Commentary

Public Sector Growth: California Higher Education Edition

So much for drastic cuts to higher education in California. I realize that many of these higher salaries are doctors and athletic directors that may add revenue to the UC system. However, the overall upward trend in salaries at UC calls into question the idea of a higher education “crisis” in California. As the Sacramento Bee reports:

Overall compensation for UC’s 250,000 employees rose 2.5 percent in 2009. By comparison, compensation in 2008 was 7.4 percent higher than 2007. The number of UC employees earning more than $100,000 in 2009 increased by 5 percent — to about 22,600 workers — and the number earning more than $1 million went from eight to 10, the data analysis shows.

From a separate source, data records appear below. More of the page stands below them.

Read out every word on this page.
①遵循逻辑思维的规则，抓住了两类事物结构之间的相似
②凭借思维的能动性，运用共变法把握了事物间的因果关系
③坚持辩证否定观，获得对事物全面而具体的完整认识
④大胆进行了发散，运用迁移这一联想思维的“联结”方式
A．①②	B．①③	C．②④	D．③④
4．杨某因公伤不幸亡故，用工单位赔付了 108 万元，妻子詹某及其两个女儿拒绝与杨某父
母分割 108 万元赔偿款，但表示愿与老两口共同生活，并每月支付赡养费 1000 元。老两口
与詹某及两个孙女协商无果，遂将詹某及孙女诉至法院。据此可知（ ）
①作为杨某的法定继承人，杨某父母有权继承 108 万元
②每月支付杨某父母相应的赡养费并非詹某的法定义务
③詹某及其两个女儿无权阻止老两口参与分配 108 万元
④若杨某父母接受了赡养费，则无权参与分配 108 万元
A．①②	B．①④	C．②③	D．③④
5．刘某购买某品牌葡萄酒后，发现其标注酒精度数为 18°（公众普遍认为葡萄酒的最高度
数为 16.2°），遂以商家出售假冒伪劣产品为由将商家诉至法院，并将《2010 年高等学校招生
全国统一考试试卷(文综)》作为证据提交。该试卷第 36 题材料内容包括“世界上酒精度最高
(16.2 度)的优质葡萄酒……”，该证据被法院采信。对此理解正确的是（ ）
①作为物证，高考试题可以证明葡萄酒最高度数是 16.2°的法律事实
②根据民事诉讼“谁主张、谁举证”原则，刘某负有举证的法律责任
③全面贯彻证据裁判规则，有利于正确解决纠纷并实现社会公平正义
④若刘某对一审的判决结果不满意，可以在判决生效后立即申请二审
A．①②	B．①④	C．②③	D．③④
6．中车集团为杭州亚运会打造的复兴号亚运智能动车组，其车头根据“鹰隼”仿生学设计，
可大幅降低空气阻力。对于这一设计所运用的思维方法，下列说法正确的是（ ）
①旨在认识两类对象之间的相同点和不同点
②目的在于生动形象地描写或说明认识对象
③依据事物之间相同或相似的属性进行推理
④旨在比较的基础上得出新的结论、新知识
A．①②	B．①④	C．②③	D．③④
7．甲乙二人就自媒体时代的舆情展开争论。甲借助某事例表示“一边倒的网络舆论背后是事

Check out this description of hardship and insight into the general mentality of public sector workers:

Lynn Perani, a researcher in the dairy lab at UC Davis, saw her salary drop to $30,000 last year — from $41,000 the year before — because grant funding for her program fell. With less funding, Perani said she was offered only part-time work for much of 2009.

She and her husband cut back on meals out, choosing Denny’s instead of white linen. And Perani, 55, postponed her retirement. “We haven’t starved. We haven’t been homeless. But it has impacted my life,” she said.

Perani said it’s frustrating to see other UC employees making more while her salary gets cut.

“If one person gets a raise, then everybody should be getting raises,” she said. “Or if we have to cut back, then everybody should cut back. It’s just unfair.”

Yes, everyone should share the pain in times of budget cutbacks regardless of the value they add to the University …
And it is a terrible crisis: $30,000 for part-time work, eating at Denny’s, and postponing retirement past fifty-five.